Know Your Madisonian: Kelli Thompson Talks About Criminal Justice And Works In A Play Like Her Father | Local news


Thompson and her husband Chris Iglar, who works in communications at American Family Insurance, have three daughters. Sophie, 22, is a senior at UW-Madison; Ellie, 18, is in first year at UW-La Crosse; and Maggie, 13, is in eighth grade at St. James Catholic School.

For nearly 12 years, they lived in Richmond Hills on the Far East Side of Madison, between Cottage Grove and Buckeye Roads, a block and a half from his parents.

They have three dogs, all rescued, and two guinea pigs. “It’s a packed house,” Thompson said, noting that her husband says she can’t bring any other animals home. “He knows I will,” she said. “I mean, it’s just a matter of time.”

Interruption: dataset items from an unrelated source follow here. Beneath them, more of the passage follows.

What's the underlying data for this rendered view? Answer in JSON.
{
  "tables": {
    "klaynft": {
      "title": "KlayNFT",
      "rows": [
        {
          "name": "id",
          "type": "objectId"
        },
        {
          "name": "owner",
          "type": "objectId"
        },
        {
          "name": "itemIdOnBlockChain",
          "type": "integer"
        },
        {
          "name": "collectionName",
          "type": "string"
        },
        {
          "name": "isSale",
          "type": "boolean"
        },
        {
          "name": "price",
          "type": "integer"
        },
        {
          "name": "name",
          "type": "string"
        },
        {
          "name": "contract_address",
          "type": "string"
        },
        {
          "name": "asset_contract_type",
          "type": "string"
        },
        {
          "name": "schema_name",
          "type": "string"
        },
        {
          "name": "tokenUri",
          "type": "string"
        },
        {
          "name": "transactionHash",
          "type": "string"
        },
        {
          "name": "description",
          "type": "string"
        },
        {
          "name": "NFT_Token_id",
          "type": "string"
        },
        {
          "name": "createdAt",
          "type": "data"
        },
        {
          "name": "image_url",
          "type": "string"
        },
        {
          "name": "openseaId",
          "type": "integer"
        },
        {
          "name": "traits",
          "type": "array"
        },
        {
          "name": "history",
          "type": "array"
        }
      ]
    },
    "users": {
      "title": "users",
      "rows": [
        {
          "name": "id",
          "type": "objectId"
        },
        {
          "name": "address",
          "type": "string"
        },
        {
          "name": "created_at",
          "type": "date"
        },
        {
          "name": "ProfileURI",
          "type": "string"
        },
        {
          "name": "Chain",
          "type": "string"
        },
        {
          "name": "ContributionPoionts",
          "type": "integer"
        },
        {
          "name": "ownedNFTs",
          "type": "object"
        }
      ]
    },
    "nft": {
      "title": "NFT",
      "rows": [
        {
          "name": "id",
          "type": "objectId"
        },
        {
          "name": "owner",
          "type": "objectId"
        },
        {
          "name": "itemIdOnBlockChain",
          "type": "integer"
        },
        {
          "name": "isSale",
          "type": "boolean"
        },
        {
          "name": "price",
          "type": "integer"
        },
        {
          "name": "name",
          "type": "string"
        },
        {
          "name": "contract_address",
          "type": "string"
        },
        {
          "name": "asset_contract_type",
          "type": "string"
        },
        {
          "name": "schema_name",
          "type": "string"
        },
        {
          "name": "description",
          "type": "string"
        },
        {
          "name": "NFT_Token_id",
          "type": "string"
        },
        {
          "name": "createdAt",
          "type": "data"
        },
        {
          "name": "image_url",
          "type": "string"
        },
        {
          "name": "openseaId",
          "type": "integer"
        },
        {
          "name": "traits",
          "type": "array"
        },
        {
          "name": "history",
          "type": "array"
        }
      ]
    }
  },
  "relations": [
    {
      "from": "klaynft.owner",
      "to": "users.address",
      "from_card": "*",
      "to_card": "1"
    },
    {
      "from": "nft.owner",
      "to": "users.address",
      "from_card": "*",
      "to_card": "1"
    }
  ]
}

Why not start by telling me about the importance of this agency and why you are doing this work.

I think this agency is critically important because we provide representation to people who, without us, could not afford a lawyer. Obviously we see on TV people getting the rights to Miranda, you know, if you can’t afford one, one will be appointed for you. It is so important. The criminal justice system is complicated. there is no doubt. And I think it got more complicated. It’s definitely more complicated than when I first started practicing law and (you can’t) have people who don’t have that legal expertise to try to represent themselves when they are considering losing. their freedom. They are considering losing their property. They plan to lose their children. It is extremely important to have this person next to them, defending their freedom, their due process rights, their constitutional rights.